Andrew Bujalski já vinha se destacando dentro da cena do cinema independente americano, eu que ainda não tinha conseguido conhecer seus trabalhos. E, começando pelo mais recente, já tenho a forte impressão que ele é aquele sopro de esperança dentro desse gênero desgastado que se tornou o indie dos EUA. Ele filma uma convenção daqueles geek’s dos anos 80, os nerds com mais caras de ner da história, só com desenvolvedores de programas que joguem xadrez.
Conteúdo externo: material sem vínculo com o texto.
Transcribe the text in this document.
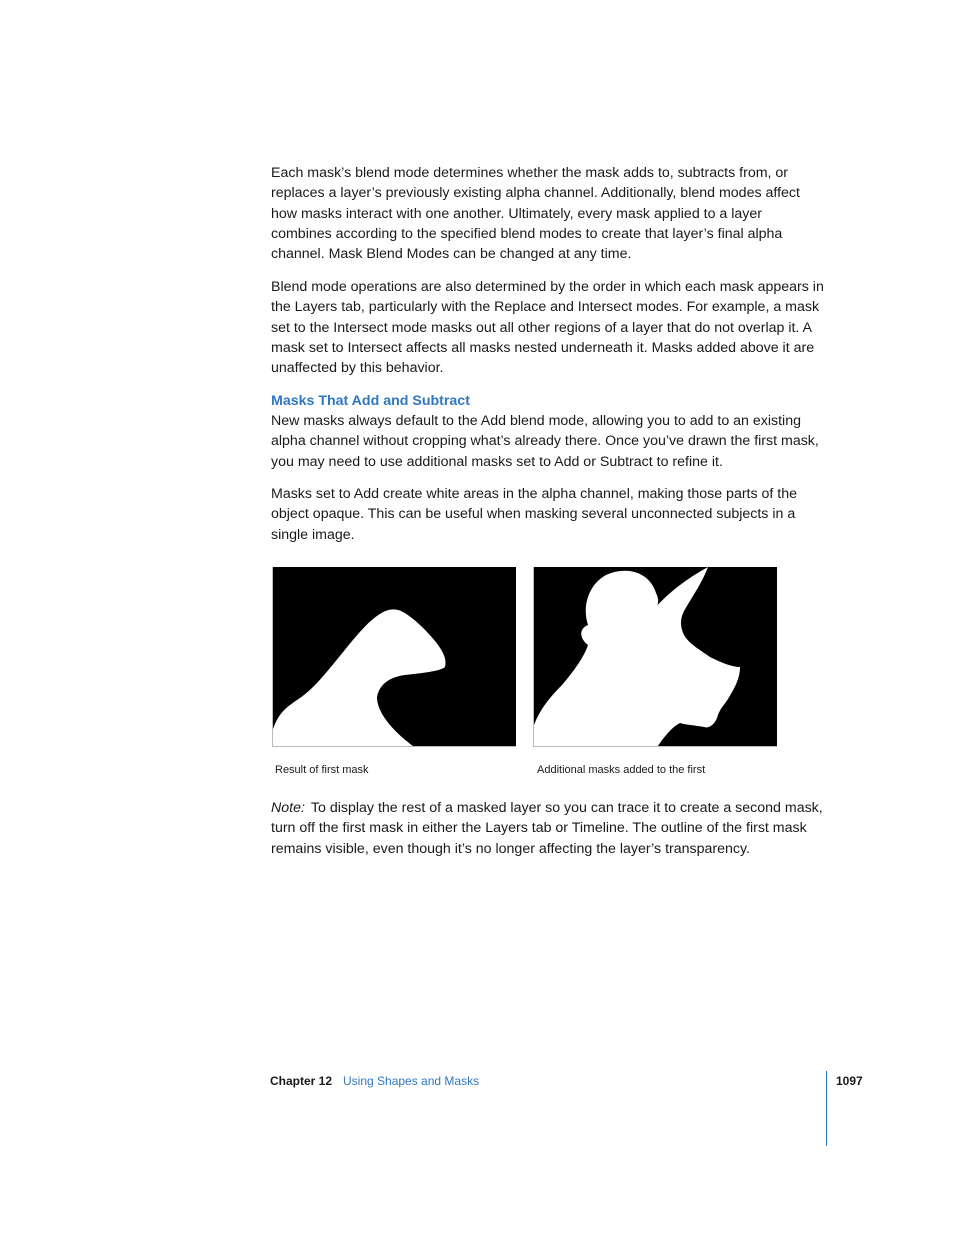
Each mask’s blend mode determines whether the mask adds to, subtracts from, or replaces a layer’s previously existing alpha channel. Additionally, blend modes affect how masks interact with one another. Ultimately, every mask applied to a layer combines according to the specified blend modes to create that layer’s final alpha channel. Mask Blend Modes can be changed at any time.

Blend mode operations are also determined by the order in which each mask appears in the Layers tab, particularly with the Replace and Intersect modes. For example, a mask set to the Intersect mode masks out all other regions of a layer that do not overlap it. A mask set to Intersect affects all masks nested underneath it. Masks added above it are unaffected by this behavior.

Masks That Add and Subtract

New masks always default to the Add blend mode, allowing you to add to an existing alpha channel without cropping what’s already there. Once you’ve drawn the first mask, you may need to use additional masks set to Add or Subtract to refine it.

Masks set to Add create white areas in the alpha channel, making those parts of the object opaque. This can be useful when masking several unconnected subjects in a single image.

Result of first mask	Additional masks added to the first

Note: To display the rest of a masked layer so you can trace it to create a second mask, turn off the first mask in either the Layers tab or Timeline. The outline of the first mask remains visible, even though it’s no longer affecting the layer’s transparency.

Chapter 12 Using Shapes and Masks	1097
O desafio é conseguir um software capaz de vencer um humano (jogador de xadrez).

Por trás daquelas máquinas mais antigas que os 286’s, numa fotografia, preto e branco, capaz de tornar tudo ainda mais arcaico, Bujalski cria sua vingança nerd. Presos num final de semana, dentro de um hotel, os personagens interagem entre drogas e álcool, os segredos de suas tecnologias de programação, o tabu do sexo (principalmente para alguns tão tímidos) e a arrogância do patrono (jogador de xadrez) que comanda a convenção. Bujalski é sagaz em dar cabo de todos os temas, de maneira que o filme sempre parece ser um documentário de tão crível. O desfecho hilário é a cereja do bolo, o último toque de vingança, mas, antes disso, já tivemos a bela oportunidade de reviver os primórdios da criação dos softwares e app que hoje dominam nossas vidas, de tal forma que nem podemos lembrar como era viver antes deles. Bujalski merece atenção.